The former president pleaded with the court to “relook its decision and to merely reassess whether it has acted within the constitution or, erroneously, beyond the powers vested in the court by the constitution”.
Handing down judgment, Khampepe said: “The conclusion of the majority of the constitutional court reaches that this application falls to be dismissed with costs.”
Zuma’s appeal to broaden the apex court’s ground of rescission — should his not reach the requirements — had the opposite outcome.
The former president submitted that if he failed to establish the requirements for rescission the constitutional court should expand the meaning of a rescindable order.
Khampepe said the court must “do the opposite” because “the very notion rescinding a court order is an affront to the rule that orders, especially those of the apex court that are final”.
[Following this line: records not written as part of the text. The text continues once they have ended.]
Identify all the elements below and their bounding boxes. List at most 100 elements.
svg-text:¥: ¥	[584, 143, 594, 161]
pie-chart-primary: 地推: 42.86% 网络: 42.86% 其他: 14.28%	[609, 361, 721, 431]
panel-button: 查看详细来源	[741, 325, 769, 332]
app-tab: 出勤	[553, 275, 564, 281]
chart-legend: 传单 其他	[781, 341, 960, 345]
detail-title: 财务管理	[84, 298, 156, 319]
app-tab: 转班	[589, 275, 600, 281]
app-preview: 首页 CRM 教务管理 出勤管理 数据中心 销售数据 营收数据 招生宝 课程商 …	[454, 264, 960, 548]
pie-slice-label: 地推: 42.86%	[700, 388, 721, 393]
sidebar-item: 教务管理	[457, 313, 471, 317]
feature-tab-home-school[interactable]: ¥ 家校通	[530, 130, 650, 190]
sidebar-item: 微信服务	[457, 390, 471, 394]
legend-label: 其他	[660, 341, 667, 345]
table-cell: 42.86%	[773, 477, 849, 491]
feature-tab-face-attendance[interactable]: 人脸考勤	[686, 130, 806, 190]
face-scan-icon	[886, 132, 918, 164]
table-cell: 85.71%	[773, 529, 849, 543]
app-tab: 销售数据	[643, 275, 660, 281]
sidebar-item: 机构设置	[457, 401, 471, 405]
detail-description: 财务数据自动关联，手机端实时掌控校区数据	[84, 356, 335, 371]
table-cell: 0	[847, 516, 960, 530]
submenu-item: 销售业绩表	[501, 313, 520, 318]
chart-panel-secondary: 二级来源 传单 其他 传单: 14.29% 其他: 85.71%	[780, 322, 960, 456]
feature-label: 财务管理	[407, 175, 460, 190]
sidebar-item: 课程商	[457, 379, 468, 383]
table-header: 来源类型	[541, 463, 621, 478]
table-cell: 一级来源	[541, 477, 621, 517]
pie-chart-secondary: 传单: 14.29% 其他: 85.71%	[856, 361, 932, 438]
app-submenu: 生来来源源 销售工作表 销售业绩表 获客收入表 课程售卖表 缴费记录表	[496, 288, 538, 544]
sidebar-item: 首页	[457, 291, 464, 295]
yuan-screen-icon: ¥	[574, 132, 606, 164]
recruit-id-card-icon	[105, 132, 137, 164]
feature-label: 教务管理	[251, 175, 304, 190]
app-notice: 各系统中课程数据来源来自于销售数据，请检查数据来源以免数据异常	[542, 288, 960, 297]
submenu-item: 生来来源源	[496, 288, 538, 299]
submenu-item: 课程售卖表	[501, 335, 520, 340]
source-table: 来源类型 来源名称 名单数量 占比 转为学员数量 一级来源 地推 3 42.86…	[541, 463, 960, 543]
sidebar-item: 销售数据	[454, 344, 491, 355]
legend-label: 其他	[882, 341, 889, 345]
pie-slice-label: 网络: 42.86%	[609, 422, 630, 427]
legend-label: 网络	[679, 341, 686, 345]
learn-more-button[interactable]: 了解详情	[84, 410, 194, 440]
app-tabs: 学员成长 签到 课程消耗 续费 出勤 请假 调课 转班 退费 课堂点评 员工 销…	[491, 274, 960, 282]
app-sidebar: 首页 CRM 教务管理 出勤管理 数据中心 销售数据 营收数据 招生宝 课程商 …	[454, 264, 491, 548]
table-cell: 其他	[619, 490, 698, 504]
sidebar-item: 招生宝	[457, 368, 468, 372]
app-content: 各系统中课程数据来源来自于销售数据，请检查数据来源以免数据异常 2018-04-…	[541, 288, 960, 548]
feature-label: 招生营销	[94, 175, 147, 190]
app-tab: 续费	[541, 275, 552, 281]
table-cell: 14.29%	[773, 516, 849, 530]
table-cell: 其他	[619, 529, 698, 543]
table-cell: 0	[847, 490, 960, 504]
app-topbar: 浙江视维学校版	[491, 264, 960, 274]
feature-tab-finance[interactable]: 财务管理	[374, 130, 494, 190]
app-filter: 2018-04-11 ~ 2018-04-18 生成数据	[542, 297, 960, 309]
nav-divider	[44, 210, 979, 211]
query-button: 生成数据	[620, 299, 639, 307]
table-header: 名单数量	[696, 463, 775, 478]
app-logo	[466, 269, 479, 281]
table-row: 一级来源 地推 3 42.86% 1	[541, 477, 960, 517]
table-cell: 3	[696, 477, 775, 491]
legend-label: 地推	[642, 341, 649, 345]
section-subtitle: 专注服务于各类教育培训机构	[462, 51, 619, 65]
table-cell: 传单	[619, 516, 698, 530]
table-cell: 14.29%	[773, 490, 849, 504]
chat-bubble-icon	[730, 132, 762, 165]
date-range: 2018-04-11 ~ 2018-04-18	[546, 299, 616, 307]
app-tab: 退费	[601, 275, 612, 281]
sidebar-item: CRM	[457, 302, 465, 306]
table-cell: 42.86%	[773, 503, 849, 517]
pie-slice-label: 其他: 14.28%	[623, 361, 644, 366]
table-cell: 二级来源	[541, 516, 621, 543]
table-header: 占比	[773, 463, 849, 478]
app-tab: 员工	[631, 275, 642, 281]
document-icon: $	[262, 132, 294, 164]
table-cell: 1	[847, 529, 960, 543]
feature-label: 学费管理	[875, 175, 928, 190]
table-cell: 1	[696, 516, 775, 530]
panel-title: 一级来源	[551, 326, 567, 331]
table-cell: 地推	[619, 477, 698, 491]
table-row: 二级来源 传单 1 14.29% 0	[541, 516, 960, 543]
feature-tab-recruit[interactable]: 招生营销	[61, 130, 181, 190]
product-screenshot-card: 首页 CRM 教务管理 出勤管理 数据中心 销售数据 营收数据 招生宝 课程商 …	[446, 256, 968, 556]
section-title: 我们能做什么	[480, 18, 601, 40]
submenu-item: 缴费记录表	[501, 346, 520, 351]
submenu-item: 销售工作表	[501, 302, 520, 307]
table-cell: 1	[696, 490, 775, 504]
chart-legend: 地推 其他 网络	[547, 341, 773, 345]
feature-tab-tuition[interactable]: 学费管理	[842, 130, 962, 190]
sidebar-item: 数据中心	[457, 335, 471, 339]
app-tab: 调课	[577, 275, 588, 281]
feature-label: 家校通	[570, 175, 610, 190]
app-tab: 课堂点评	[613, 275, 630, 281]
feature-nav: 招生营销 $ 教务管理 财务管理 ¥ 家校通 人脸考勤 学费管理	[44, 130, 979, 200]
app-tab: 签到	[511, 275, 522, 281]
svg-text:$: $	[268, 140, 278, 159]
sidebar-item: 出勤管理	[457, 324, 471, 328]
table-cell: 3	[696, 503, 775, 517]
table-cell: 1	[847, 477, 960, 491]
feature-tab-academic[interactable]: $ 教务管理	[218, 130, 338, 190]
She added that “the interest of justice requires the constitutional court to protect the principle of finality in litigation” otherwise the administration of justice would be “compromised by chaos”.
Zuma is out of jail on medical parole for an undisclosed condition after serving just under two months of his 15 month sentence.
The Mail & Guardian previously reported that Zuma, who would have been eligible for normal parole on 23 October, was placed on medical parole based on a report by the South African Military Health Services, according to correctional services spokesperson Singabako Nxumalo.